What can I say, I don't like me or anyone else being called a moron for liking Bitcoins. Like I said, if people resort to mockery it clearly shows they don't have an open mind about the subject.
I was (and remain) a believer in scarce metals like gold and silver to secure wealth from the constant inflation of national currencies. As such, I was very skeptical to Bitcoin when I first heard about it, because it's not a "physical", tangible commodity. I hold no stakes in Bitcoins, since I only started reading about them a few days ago (I have plenty of free time). I've made no investments yet, except testing my luck generating bitcoins in a "mining pool" which clearly isn't worth it anymore (I got the equivalent of ~0.03$ by mining for 2 days).
The success of a currency depends 1. On its properties, and 2. On public acceptance. The first aspect facilitates the second, unless force is involved. It's well known that Dollars and other fiat currencies would be worthless if they didn't have a government enforcing them, because they lack the properties of ideal currencies like gold, the most important property being
scarcity.
There are only two ways to guarantee scarcity for a virtual commodity: Through responsible central production of the currency by a single company, or through decentralized "mining" activity that requires work to be done for Bitcoins to come into existence. The Bitcoin creator chose the latter approach, which I think is a stroke of genius on his part since it simulates the work needed to mine scarce metals.
Who cares if some people made more Bitcoins because they were earlier adopters? It's always the early adopters that rake in the cash, because they are the biggest risk takers. Bitcoins probably weren't worth the electricity they took to produce, even back when it was easy to produce them. They were essentially worthless compared to the dollar. The value raised as
adoption increased, and the miners were rewarded for their investment. This is in no way a scam, it's just basic economics.

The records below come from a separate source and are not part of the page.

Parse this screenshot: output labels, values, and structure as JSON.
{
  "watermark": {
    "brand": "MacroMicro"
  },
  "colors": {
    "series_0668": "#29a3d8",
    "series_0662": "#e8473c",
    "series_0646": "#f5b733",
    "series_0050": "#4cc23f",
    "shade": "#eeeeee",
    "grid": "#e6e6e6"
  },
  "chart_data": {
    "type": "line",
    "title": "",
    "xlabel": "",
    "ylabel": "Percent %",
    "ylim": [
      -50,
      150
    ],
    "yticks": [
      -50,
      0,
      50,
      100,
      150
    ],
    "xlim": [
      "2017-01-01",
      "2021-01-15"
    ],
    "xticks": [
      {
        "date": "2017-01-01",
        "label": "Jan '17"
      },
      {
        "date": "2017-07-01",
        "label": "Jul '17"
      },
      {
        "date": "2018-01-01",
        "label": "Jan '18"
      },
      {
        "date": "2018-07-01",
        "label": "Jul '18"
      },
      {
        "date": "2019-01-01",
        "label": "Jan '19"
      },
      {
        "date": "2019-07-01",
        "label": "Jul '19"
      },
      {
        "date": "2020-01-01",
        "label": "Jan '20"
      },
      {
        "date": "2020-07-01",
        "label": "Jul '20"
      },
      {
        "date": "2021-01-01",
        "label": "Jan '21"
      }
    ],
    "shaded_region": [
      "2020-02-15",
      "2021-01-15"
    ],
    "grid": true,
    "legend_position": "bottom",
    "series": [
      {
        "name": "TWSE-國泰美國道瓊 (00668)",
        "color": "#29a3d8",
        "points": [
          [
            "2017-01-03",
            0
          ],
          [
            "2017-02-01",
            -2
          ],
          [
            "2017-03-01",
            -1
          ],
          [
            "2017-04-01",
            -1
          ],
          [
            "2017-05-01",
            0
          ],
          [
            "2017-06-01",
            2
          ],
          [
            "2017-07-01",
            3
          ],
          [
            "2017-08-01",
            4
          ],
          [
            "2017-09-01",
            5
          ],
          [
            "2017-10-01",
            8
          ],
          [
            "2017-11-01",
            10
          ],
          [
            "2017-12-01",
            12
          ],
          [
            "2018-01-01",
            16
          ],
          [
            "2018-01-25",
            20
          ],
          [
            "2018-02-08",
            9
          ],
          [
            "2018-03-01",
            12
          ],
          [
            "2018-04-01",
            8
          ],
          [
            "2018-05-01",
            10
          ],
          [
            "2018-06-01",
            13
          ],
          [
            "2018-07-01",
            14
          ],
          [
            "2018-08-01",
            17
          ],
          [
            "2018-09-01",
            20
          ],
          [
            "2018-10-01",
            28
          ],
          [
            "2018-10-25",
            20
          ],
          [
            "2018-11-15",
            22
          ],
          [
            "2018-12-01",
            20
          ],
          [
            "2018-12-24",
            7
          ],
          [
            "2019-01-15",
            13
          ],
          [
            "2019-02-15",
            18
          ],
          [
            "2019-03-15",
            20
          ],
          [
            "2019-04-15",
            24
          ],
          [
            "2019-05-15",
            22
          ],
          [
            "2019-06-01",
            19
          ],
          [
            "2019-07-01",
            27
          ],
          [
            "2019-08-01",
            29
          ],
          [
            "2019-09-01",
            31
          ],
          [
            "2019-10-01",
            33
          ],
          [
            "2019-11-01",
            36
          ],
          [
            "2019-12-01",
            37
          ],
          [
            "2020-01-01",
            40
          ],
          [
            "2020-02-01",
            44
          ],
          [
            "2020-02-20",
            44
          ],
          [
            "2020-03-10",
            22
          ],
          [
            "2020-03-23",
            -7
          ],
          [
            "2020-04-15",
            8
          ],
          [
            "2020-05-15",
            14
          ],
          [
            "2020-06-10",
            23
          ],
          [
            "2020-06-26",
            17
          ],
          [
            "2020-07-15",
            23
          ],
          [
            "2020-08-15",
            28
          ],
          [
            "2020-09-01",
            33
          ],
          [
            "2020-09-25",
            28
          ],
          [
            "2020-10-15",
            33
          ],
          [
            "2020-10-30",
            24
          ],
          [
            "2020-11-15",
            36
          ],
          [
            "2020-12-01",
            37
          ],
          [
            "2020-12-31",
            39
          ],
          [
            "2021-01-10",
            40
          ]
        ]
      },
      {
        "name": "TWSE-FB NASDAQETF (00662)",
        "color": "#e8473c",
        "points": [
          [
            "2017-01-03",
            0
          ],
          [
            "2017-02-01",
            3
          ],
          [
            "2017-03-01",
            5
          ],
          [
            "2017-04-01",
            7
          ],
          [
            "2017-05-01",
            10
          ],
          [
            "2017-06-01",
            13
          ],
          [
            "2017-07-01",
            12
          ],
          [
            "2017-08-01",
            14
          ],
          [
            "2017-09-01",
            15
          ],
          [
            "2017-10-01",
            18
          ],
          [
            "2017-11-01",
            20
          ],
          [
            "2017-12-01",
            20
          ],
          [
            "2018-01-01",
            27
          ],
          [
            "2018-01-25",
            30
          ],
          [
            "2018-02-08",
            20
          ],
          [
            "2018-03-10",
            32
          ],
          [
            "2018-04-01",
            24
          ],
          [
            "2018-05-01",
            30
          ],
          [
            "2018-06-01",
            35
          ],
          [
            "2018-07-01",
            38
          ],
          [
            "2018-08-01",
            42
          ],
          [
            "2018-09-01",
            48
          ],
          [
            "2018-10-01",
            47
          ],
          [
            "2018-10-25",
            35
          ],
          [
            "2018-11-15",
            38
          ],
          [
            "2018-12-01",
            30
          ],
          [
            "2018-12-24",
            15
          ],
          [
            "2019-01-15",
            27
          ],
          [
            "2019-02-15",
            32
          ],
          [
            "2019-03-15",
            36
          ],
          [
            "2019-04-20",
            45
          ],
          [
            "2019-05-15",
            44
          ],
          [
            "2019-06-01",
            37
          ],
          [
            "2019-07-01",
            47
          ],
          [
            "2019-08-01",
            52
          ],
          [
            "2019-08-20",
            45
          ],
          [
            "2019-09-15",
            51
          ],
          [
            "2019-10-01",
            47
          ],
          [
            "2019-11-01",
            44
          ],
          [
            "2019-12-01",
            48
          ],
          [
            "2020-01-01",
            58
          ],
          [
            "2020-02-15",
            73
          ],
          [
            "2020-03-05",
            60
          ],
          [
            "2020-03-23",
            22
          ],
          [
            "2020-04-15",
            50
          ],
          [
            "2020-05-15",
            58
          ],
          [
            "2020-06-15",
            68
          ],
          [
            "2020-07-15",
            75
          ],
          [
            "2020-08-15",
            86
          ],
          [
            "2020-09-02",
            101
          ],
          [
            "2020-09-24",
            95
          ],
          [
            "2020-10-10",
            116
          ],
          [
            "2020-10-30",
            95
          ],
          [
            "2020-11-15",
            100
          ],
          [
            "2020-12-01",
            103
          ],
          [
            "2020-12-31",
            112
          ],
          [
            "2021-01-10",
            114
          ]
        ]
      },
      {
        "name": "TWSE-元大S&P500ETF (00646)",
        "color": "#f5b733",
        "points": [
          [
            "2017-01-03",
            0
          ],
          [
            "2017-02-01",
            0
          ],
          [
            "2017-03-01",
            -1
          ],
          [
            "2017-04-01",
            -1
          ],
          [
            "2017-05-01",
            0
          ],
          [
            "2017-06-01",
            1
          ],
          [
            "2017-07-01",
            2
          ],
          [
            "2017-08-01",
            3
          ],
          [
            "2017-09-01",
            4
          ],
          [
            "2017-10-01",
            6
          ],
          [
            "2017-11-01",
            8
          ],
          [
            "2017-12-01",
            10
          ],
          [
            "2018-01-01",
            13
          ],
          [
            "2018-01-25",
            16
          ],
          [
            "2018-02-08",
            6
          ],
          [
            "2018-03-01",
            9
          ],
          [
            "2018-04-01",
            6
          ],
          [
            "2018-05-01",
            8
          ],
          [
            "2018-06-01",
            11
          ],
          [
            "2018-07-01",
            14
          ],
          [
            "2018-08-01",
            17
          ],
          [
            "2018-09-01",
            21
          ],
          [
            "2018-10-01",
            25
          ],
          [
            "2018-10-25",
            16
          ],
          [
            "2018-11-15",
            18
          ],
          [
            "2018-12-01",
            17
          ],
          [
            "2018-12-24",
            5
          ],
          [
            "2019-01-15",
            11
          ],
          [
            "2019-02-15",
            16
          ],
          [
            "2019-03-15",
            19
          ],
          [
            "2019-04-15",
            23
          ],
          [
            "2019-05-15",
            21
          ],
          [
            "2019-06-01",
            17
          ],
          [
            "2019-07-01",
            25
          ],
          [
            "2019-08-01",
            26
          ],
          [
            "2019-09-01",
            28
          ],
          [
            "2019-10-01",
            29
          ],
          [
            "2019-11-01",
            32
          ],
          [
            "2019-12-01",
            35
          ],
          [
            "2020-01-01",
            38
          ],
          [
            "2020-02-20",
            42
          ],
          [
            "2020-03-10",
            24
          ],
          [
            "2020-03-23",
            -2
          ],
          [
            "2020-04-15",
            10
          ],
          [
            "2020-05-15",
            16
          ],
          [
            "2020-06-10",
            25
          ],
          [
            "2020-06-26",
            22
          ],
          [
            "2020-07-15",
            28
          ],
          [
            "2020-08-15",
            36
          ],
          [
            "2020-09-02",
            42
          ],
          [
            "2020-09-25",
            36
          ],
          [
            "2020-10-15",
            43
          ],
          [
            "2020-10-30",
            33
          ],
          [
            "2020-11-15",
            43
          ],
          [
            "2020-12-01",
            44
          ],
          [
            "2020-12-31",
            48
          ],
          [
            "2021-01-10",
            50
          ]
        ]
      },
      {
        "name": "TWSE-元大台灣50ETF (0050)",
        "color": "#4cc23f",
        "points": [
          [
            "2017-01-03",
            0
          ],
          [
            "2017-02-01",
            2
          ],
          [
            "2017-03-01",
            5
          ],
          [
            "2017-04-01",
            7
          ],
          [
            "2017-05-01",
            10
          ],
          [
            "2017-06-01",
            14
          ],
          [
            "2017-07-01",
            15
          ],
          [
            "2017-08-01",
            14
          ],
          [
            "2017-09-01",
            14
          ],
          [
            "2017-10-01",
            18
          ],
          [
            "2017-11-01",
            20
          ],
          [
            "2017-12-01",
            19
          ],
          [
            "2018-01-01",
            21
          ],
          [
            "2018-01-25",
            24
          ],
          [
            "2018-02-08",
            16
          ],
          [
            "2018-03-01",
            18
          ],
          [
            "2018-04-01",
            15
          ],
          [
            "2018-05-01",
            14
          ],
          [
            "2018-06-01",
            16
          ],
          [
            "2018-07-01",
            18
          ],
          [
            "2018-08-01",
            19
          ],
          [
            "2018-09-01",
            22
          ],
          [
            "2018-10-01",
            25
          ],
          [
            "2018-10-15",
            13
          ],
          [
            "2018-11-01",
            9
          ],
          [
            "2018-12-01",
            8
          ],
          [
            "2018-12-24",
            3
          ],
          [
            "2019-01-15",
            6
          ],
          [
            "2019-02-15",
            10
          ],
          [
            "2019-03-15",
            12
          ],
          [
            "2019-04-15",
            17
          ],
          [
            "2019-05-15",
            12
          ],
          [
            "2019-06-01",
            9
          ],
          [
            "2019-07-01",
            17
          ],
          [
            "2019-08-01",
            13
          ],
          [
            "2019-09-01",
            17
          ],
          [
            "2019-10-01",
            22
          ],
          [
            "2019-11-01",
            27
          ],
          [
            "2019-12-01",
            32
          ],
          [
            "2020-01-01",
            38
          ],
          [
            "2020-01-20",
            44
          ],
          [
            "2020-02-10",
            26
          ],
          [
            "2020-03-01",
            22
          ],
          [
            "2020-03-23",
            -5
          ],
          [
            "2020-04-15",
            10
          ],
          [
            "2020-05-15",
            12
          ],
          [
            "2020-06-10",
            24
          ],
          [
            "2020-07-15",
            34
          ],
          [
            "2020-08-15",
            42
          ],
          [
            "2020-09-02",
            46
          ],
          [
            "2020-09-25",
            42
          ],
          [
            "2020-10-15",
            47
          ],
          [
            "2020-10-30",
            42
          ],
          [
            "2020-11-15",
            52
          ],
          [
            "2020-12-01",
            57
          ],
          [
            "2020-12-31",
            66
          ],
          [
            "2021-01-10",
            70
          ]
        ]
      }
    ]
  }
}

There is clear demand for Bitcoins from several audiences who aren't interested in it just as an investment. As long as these people continue to use Bitcoins to facilitate trade, it will continue to have value on the market, and exchange services like Mt. Gox will continue to exist. As long as they exist, companies like GoG that (presumably) want to store their wealth in "real" currencies, will be able to do so while accepting payment with Bitcoins.
And no, gold isn't popular just because it's yellow and shiny, or for its industrial uses. Up until the last century, there wasn't much use for gold beyond decoration, but it was popular as a currency since long before that. The properties that make it popular are that it's easily identifiable and a scarce commodity. Bitcoins have both of these properties. In addition to that, it's cheaper to transfer than actual gold for long distances, which is an upside.
It seems to me that Bitcoins have all the properties that a successful physical currency should have, except in virtual form. It's basically got the "properties" aspect nailed down. Whether it becomes successful in the end depends entirely on popular opinion.
And no, I don't think Bitcoins are perfect. The downsides may be unforeseen technical details relating to security, and the total supply of bitcoins may not be sufficient if everyone starts using it (though it's divisible to 8 decimal places). Because destroyed Bitcoins never reappear, Bitcoins may become subject to unwanted deflation, which while increasing value of the currency may decrease its practicality for small payments. In the event that Bitcoins become popular and these flaws expose themselves, another virtual currency could be developed that irons out the flaws of the first. It's like any new technology.
Edit: Also, Bitcoins are (or used to be) in a bubble for the last few weeks due to increased investor speculation. Bitcoins are highly volatile at the moment because it's new and used by few people as of yet. It's received lots of publicity in the last month alone, which can account for the bubble it's been in. The exchange rates will stabilize with time.